A potência do Outro é ferida, pois é, ao mesmo tempo marcada por uma dupla falta. Por um lado, há a impossibilidade estrutural de responder à demanda, por outro, o segredo que a presença-ausência revela: o desejo mais além da demanda, que a própria falta fálica da mãe induz.

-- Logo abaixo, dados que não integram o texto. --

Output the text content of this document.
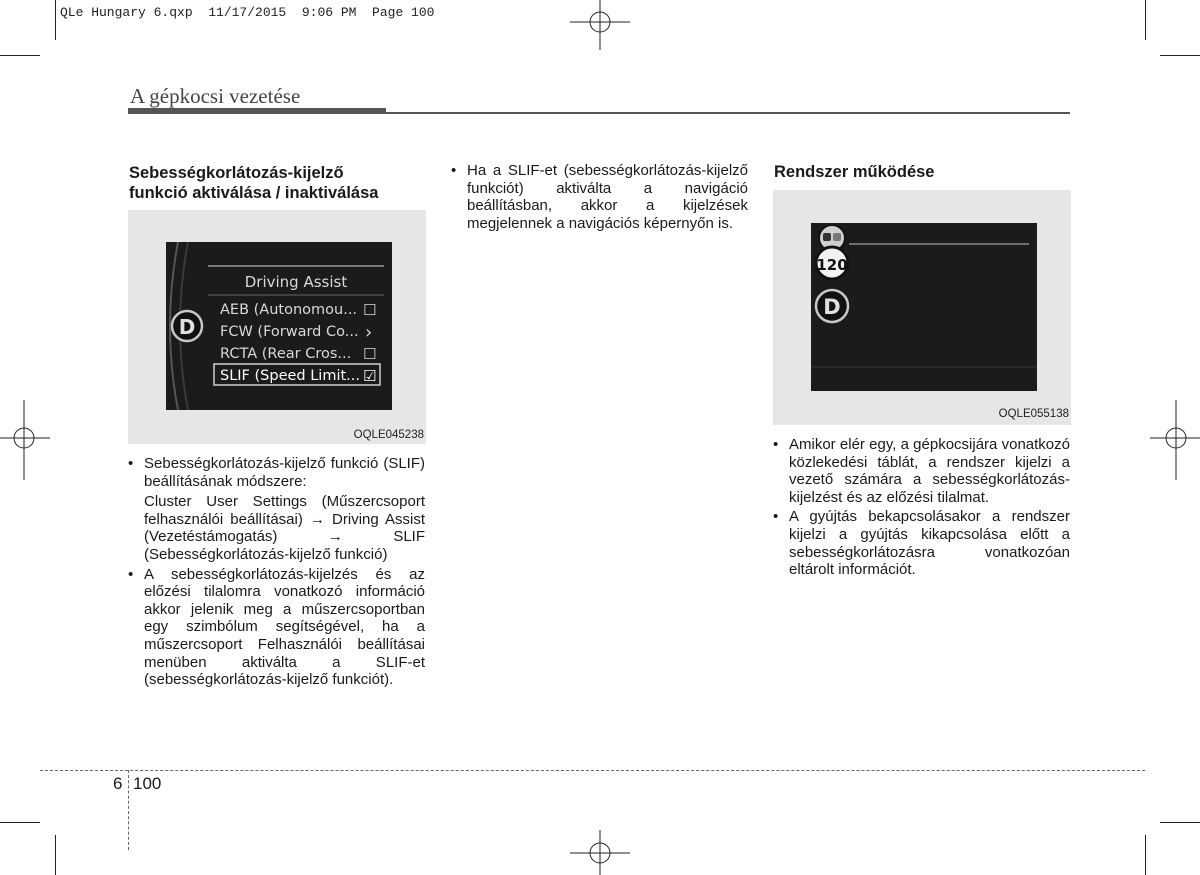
QLe Hungary 6.qxp  11/17/2015  9:06 PM  Page 100
A gépkocsi vezetése
Sebességkorlátozás-kijelző
funkció aktiválása / inaktiválása
D
Driving Assist
AEB (Autonomou... ☐
FCW (Forward Co... ›
RCTA (Rear Cros... ☐
SLIF (Speed Limit... ☑
OQLE045238
• Sebességkorlátozás-kijelző funkció (SLIF) beállításának módszere:
Cluster User Settings (Műszercsoport felhasználói beállításai) → Driving Assist (Vezetéstámogatás) → SLIF (Sebességkorlátozás-kijelző funkció)
• A sebességkorlátozás-kijelzés és az előzési tilalomra vonatkozó információ akkor jelenik meg a műszercsoportban egy szimbólum segítségével, ha a műszercsoport Felhasználói beállításai menüben aktiválta a SLIF-et (sebességkorlátozás-kijelző funkciót).
• Ha a SLIF-et (sebességkorlátozás-kijelző funkciót) aktiválta a navigáció beállításban, akkor a kijelzések megjelennek a navigációs képernyőn is.
Rendszer működése
120
D
OQLE055138
• Amikor elér egy, a gépkocsijára vonatkozó közlekedési táblát, a rendszer kijelzi a vezető számára a sebességkorlátozás-kijelzést és az előzési tilalmat.
• A gyújtás bekapcsolásakor a rendszer kijelzi a gyújtás kikapcsolása előtt a sebességkorlátozásra vonatkozóan eltárolt információt.
6 100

É assim que chegamos ao exemplo paradigmático da privação: a "castração feminina" e a importância dessa falta do Outro no real ("castração" materna) para a ação da castração. O falo "objeto imaginário da dívida simbólica da castração", introduz o sujeito na dialética do dom e das trocas simbólicas, para além da frustração de amor. Instaura a lei reguladora do poder materno, restringindo, assim, o seu capricho.

A questão sobre o objeto de desejo recai sobre o objeto de desejo do Outro. O falo se torna a resposta a essa questão, sob as formas do ser ou do ter.

Notas

1 Sobre esse tema ver no Seminário 4 – Capítulo XI – O falo e a mãe insaciável.

2 Conf. J.-A. Miller "A lógica na direção da cura", p. 110

REFERÊNCIAS BIBLIOGRÁFICAS

LACAN J.

MILLER, J.-A. A lógica na direção da cura – Belo Horizonte, EBP-MG, 1995.

RABINOVICH, D. El concepto de objeto en la teoría psicoanalítica, Buenos Aires, Manantial, 1990.